昨年のリオデジャネイロ五輪の競泳女子200メートル平泳ぎで金メダルに輝いた金藤理絵選手(28)=Jaked、ぎふ瑞穂スポーツガーデン=の記録に挑戦する「金藤杯」が11日、岐阜市長良福光の長良川スイミングプラザであった。市民水泳競技大会の一環で、金メダルを取った同日(現地時間)に合わせて初めて実施された。

 レースは4人一組で1人50メートルを泳ぐ混合200メートル平泳ぎリレー。小学生から一般までの13チームが出場した。

 最も速かったのは県岐阜商高Aで、金藤選手がリオ五輪で記録した2分20秒30に肉薄する2分20秒32だった。金藤選手から金藤杯の盾が贈られ、第四泳者の3年坂口将也さん(17)は「0・02秒差で悔しく、改めて偉大な記録と思った。金藤さんみたいに大きな泳ぎを意識して頑張りたい」と話した。
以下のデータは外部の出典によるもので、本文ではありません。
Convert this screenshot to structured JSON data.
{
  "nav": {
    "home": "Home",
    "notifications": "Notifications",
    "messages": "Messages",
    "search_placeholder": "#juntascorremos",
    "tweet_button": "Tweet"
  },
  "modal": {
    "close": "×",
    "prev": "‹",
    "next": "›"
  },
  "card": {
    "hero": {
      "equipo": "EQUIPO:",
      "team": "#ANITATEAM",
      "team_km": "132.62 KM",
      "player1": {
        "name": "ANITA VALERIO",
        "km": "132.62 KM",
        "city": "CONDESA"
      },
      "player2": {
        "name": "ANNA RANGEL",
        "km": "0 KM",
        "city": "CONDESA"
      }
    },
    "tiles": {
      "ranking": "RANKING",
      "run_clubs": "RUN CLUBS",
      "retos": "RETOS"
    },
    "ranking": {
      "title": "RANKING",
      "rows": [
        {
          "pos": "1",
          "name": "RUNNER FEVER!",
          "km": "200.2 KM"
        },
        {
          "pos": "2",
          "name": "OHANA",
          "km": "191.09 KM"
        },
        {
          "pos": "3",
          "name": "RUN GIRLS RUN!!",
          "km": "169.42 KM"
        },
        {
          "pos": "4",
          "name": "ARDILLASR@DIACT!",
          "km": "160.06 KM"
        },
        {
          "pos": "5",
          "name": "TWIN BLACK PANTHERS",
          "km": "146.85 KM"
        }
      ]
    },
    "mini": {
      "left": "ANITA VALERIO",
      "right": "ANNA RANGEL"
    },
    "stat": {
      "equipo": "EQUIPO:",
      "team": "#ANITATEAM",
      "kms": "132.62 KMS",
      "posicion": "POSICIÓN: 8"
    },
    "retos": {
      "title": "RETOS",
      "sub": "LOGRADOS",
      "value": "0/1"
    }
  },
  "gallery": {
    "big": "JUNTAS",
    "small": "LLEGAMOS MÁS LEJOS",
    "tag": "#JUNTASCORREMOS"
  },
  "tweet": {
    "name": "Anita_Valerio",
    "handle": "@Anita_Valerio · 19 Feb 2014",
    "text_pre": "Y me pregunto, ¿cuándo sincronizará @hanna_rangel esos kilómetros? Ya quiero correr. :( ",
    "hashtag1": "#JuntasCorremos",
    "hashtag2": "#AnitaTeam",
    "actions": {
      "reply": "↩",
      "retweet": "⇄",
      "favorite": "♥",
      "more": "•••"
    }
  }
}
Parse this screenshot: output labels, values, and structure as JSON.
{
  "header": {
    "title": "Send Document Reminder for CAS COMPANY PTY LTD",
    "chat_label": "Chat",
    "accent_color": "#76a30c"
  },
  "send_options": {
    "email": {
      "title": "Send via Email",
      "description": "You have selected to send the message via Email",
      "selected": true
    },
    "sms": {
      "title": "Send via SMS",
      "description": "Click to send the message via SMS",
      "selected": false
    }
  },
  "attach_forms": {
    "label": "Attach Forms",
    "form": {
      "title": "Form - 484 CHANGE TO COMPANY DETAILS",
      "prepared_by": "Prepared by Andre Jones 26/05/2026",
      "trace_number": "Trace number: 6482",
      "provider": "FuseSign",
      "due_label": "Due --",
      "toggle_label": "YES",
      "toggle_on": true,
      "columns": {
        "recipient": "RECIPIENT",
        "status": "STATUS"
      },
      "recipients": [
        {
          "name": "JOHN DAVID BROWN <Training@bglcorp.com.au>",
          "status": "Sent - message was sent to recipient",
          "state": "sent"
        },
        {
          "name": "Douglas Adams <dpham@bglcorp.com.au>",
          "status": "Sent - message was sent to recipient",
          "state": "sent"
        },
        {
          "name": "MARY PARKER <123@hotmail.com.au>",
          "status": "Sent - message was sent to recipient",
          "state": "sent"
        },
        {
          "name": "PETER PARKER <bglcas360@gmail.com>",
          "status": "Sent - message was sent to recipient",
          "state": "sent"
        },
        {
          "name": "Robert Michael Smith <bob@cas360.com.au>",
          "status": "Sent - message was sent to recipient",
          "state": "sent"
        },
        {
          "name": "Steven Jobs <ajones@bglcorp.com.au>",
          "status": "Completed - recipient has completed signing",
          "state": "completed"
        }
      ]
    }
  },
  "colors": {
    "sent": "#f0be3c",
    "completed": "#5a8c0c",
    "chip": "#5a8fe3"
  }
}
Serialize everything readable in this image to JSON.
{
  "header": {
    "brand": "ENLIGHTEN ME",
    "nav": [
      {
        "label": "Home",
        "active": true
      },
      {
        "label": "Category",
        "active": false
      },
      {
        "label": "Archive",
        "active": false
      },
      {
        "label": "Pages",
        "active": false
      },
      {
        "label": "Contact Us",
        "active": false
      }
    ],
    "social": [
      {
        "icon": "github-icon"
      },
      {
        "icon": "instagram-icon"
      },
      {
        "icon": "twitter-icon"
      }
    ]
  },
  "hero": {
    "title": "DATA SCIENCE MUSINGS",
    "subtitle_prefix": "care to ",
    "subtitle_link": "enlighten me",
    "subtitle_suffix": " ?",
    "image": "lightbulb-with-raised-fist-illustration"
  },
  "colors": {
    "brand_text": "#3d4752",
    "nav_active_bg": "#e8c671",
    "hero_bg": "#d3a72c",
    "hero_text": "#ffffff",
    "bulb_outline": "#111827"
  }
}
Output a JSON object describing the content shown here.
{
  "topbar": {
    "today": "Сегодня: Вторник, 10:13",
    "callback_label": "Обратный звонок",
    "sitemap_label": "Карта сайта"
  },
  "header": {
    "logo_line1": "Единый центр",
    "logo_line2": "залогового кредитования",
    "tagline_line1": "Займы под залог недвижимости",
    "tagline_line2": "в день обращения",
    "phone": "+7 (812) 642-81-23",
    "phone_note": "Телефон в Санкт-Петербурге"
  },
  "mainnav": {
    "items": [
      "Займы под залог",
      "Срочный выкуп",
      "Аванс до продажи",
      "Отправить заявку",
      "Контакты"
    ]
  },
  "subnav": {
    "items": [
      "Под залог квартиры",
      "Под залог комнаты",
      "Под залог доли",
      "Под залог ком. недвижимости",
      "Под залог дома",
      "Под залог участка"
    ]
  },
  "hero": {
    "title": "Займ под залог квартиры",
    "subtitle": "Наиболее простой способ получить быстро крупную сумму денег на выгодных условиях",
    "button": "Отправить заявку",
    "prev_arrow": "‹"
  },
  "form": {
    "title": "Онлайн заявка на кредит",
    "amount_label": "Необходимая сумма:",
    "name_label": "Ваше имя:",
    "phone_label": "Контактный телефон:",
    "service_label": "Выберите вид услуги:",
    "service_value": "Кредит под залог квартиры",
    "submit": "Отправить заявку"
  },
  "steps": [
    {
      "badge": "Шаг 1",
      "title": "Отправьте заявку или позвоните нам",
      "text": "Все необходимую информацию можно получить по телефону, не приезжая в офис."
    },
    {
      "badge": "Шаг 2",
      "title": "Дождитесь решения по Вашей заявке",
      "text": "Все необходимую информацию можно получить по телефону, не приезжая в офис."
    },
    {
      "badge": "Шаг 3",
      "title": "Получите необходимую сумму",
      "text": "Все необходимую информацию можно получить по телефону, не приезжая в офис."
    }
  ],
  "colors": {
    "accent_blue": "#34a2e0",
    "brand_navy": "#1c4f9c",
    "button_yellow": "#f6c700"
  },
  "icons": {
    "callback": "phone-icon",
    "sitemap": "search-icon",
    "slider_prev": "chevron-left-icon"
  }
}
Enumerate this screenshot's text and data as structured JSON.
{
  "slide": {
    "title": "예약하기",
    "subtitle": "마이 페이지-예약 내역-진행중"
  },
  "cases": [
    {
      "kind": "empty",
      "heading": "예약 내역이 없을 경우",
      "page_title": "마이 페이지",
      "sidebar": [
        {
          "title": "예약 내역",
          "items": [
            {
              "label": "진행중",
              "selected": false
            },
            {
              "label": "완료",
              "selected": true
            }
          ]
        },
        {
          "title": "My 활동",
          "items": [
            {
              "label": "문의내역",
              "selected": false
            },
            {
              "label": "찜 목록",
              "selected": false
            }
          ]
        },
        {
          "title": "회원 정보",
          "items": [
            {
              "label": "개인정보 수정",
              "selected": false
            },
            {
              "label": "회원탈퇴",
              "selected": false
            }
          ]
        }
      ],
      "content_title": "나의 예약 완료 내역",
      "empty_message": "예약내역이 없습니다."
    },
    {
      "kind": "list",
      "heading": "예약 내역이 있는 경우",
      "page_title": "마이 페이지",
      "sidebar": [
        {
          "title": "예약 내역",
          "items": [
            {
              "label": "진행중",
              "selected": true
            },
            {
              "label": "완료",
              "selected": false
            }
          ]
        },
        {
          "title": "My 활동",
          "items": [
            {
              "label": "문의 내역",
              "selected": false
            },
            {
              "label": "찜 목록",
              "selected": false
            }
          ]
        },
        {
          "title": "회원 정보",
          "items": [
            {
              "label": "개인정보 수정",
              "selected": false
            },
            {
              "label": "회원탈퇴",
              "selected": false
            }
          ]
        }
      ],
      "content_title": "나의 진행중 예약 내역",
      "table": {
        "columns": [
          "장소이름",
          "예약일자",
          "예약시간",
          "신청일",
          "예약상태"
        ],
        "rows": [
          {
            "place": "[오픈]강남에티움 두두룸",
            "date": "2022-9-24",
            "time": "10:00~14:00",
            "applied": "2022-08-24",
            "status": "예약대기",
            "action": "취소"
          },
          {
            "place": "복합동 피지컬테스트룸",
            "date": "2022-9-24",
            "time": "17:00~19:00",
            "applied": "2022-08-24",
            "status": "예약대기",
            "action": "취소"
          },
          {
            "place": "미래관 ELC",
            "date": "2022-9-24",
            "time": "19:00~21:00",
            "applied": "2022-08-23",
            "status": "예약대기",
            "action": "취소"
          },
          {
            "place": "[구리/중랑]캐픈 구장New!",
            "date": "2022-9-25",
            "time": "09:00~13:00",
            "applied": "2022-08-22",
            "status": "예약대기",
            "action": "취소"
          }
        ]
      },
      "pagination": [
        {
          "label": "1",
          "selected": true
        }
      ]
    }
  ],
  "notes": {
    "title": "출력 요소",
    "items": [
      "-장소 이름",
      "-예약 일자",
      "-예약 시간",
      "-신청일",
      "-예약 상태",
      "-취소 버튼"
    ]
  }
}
 また、1936年のベルリン五輪で日本女子初の金メダルを獲得し、引退後は岐阜市に移り住んだ故前畑秀子さんにちなんだ特別賞が、和歌山県橋本市議から岐北中Bに贈られた。ベルリン五輪女子200メートル平泳ぎの記録3分3秒6に最も近かった。同市は岐阜市などと、NHKに前畑さんのドラマ製作を要望している。

 金藤選手は「男女混合で皆で頑張っているのが印象深かった。前畑さんなど多くの活躍した選手のように頑張ってほしい」と話した。

 同大会には小学生から一般まで約270人が参加。水しぶきを上げて力泳する選手に家族らから盛んな声援が送られた。